Conclusion: In-context learning enables state-of-the-art large language models to perform at near-human expert levels in SINS classification, offering potential for automating vertebral metastasis stability assessment. The poor performance of generic large language models highlights the importance of task-specific refinement in medical applications of artificial intelligence.

查看原文本刊更多论文

上下文学习使大型语言模型能够从合成CT和MRI报告中实现脊柱不稳定性肿瘤评分分类的人类水平。

目的：评估最先进的大型语言模型在使用脊柱不稳定性肿瘤评分（SINS）对椎体转移稳定性进行分类方面的表现，并与人类专家进行比较，并评估包括上下文学习在内的任务特定改进对其表现的影响。材料和方法：本回顾性研究分析了100份综合CT和MRI报告，包括广泛的SINS评分。四名人类专家（两名放射科医生和两名神经外科医生）和四种大型语言模型（Mistral, Claude， GPT-4 turbo和gpt - 40）评估了这些报告。大型语言模型以通用形式和特定于任务的细化进行了测试。性能评估基于正确的SINS类别分配和归属的SINS点。结果：人类专家在SINS分类（98.5%正确率）和点数计算（92%正确率）方面表现出较高的中位数性能，中位数点偏移为0[0-0]。通用的大型语言模型在26-63%的正确率和4-15%的正确率上表现不佳。上下文学习将聊天机器人的性能显著提高到接近人类的水平（分类正确96-98/100，评分正确86-95/100，与人类专家没有显著差异）。改进的大型语言模型在SINS点分配上的性能提高了71-85%。结论：上下文学习使最先进的大型语言模型能够在SINS分类中达到接近人类专家水平，为自动评估椎体转移稳定性提供了潜力。

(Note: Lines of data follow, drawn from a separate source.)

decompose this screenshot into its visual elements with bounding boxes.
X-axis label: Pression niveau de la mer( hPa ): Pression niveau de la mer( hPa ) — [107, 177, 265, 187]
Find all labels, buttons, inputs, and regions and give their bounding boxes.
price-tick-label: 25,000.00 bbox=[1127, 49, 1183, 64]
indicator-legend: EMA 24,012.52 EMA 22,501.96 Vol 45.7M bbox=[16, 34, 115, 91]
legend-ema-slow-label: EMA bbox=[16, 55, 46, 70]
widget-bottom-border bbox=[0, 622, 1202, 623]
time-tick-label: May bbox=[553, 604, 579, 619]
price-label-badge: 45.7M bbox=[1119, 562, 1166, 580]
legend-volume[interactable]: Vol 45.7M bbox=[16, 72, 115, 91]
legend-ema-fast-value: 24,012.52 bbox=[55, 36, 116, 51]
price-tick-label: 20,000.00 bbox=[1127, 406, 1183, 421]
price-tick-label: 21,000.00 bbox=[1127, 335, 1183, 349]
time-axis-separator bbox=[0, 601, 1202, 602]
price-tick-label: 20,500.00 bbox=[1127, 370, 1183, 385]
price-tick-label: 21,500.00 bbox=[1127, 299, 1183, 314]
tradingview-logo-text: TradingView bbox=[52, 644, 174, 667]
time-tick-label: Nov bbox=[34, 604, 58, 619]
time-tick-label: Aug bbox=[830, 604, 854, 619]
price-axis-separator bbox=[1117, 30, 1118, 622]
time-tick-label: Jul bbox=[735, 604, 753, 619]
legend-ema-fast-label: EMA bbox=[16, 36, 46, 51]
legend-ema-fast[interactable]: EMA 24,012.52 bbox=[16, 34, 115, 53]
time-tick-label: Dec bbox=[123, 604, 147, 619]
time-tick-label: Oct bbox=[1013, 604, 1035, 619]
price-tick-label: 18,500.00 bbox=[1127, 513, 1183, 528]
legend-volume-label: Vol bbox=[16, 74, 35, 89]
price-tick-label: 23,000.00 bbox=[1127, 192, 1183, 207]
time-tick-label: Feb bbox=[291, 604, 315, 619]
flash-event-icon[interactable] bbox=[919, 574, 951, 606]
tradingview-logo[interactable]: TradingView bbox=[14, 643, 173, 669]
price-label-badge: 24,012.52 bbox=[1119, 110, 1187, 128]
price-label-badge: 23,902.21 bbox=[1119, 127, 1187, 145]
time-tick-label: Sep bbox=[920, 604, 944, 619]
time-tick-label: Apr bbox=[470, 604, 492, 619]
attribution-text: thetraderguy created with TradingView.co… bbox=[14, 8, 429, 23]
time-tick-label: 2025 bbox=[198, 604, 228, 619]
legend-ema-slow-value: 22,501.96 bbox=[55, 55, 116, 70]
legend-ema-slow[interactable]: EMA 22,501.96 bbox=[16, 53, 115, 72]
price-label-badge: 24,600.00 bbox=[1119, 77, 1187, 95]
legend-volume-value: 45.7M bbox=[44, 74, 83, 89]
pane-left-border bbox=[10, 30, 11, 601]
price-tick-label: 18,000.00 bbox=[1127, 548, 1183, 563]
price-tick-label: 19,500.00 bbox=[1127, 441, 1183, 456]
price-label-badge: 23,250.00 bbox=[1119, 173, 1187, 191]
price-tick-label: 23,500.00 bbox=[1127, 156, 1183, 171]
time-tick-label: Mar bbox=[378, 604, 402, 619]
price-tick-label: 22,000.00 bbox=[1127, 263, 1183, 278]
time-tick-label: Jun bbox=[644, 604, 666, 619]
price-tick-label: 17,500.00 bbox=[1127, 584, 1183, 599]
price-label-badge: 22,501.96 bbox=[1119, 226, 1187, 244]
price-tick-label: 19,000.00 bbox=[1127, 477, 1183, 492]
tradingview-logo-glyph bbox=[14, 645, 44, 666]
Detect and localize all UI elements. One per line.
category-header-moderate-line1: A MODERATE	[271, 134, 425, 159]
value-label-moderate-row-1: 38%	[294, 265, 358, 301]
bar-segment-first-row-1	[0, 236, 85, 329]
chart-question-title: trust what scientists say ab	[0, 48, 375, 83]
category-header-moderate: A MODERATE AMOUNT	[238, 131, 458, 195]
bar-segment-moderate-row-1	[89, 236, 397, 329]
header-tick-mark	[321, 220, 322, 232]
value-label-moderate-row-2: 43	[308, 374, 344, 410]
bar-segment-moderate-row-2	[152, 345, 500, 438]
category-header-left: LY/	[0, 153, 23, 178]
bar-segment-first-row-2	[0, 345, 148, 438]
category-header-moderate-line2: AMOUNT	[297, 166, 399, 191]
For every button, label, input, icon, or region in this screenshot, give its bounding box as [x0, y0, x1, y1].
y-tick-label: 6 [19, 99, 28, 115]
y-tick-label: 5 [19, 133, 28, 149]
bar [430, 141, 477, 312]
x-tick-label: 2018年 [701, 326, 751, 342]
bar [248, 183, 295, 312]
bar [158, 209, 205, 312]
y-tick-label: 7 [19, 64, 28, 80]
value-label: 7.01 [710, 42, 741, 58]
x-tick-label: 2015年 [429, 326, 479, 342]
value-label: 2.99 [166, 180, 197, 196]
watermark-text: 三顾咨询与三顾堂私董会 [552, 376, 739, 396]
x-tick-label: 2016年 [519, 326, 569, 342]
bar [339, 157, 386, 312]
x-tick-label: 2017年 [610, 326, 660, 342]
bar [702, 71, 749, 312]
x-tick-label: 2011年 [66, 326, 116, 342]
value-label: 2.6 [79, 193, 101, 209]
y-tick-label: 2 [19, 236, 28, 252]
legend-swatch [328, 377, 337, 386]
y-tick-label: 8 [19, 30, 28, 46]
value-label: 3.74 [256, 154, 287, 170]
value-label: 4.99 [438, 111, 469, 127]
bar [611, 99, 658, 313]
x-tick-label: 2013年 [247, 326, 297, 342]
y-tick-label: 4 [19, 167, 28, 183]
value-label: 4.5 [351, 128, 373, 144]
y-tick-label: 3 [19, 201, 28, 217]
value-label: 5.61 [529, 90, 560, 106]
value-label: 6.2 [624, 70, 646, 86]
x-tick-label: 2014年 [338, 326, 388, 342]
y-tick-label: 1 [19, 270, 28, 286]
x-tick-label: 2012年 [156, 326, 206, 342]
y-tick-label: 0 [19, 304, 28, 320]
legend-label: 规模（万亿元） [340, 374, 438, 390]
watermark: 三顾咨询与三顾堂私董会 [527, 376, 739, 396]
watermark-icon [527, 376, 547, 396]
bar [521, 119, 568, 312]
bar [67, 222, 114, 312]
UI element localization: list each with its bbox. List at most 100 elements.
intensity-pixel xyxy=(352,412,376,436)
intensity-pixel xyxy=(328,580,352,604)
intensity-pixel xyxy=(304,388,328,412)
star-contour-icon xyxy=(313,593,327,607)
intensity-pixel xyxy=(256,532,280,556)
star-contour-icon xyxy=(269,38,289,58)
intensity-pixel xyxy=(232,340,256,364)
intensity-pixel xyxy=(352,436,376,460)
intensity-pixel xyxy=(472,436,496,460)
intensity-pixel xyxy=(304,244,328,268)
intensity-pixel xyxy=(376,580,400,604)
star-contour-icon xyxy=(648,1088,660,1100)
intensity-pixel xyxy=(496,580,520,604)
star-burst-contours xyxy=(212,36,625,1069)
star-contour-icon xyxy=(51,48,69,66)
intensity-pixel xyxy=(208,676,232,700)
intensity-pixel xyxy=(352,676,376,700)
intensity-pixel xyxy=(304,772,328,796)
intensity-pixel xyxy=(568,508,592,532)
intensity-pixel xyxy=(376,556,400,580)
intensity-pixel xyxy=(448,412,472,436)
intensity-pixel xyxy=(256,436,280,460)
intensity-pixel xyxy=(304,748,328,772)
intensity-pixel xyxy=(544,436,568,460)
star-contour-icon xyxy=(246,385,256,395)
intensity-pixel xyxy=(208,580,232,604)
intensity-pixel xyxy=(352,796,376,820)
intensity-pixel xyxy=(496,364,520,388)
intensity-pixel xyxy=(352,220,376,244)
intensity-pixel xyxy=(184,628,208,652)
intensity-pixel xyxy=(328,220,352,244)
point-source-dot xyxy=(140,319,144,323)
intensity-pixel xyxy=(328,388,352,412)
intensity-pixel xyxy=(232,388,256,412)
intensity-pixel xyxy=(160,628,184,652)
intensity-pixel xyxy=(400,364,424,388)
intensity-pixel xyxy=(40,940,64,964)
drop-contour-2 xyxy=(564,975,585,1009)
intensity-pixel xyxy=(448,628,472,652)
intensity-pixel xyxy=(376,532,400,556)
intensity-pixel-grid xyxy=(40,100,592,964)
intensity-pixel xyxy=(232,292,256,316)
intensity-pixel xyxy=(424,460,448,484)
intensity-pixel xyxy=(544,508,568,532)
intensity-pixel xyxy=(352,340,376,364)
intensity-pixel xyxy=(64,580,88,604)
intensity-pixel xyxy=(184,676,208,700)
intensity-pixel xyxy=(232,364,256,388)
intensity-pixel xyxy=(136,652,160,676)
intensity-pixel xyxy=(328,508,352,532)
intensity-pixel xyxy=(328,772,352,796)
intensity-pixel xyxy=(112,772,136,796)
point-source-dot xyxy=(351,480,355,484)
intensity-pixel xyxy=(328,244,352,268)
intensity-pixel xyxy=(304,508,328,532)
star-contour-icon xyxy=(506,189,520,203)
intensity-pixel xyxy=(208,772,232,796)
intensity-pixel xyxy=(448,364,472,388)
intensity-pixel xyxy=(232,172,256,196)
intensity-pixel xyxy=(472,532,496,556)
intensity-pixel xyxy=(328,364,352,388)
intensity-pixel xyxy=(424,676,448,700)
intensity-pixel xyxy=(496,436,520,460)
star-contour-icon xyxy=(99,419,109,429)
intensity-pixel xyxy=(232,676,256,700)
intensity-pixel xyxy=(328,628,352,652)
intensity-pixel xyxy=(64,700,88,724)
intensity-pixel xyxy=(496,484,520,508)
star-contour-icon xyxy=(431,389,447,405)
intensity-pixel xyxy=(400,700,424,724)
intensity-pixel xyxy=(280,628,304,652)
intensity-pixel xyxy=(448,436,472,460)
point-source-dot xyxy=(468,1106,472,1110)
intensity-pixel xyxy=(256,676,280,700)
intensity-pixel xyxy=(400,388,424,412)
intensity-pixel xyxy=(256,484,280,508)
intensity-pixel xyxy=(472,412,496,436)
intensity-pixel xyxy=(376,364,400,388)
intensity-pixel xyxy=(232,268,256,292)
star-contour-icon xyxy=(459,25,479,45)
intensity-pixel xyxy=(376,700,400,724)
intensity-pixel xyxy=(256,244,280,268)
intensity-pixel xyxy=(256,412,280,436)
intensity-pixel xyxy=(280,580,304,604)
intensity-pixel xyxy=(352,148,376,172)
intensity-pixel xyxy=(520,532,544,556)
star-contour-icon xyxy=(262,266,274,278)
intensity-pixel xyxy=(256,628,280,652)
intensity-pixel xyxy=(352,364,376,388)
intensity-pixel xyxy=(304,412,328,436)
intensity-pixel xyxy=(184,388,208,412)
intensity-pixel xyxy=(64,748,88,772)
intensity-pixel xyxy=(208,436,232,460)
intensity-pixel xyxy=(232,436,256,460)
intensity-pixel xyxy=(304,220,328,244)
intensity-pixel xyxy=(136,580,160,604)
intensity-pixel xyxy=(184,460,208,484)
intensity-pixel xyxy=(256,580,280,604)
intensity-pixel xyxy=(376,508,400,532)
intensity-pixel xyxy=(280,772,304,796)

通用大型语言模型的糟糕表现突出了人工智能在医疗应用中特定任务细化的重要性。

本文章由计算机程序翻译，如有差异，请以英文原文为准。

求助全文

约1分钟内获得全文求助全文

来源期刊

Radiologia Medica 医学-核医学

CiteScore

14.10

自引率

7.90%

发文量

133

审稿时长

4-8 weeks

期刊介绍： Felice Perussia founded La radiologia medica in 1914. It is a peer-reviewed journal and serves as the official journal of the Italian Society of Medical and Interventional Radiology (SIRM). The primary purpose of the journal is to disseminate information related to Radiology, especially advancements in diagnostic imaging and related disciplines. La radiologia medica welcomes original research on both fundamental and clinical aspects of modern radiology, with a particular focus on diagnostic and interventional imaging techniques. It also covers topics such as radiotherapy, nuclear medicine, radiobiology, health physics, and artificial intelligence in the context of clinical implications. The journal includes various types of contributions such as original articles, review articles, editorials, short reports, and letters to the editor. With an esteemed Editorial Board and a selection of insightful reports, the journal is an indispensable resource for radiologists and professionals in related fields. Ultimately, La radiologia medica aims to serve as a platform for international collaboration and knowledge sharing within the radiological community.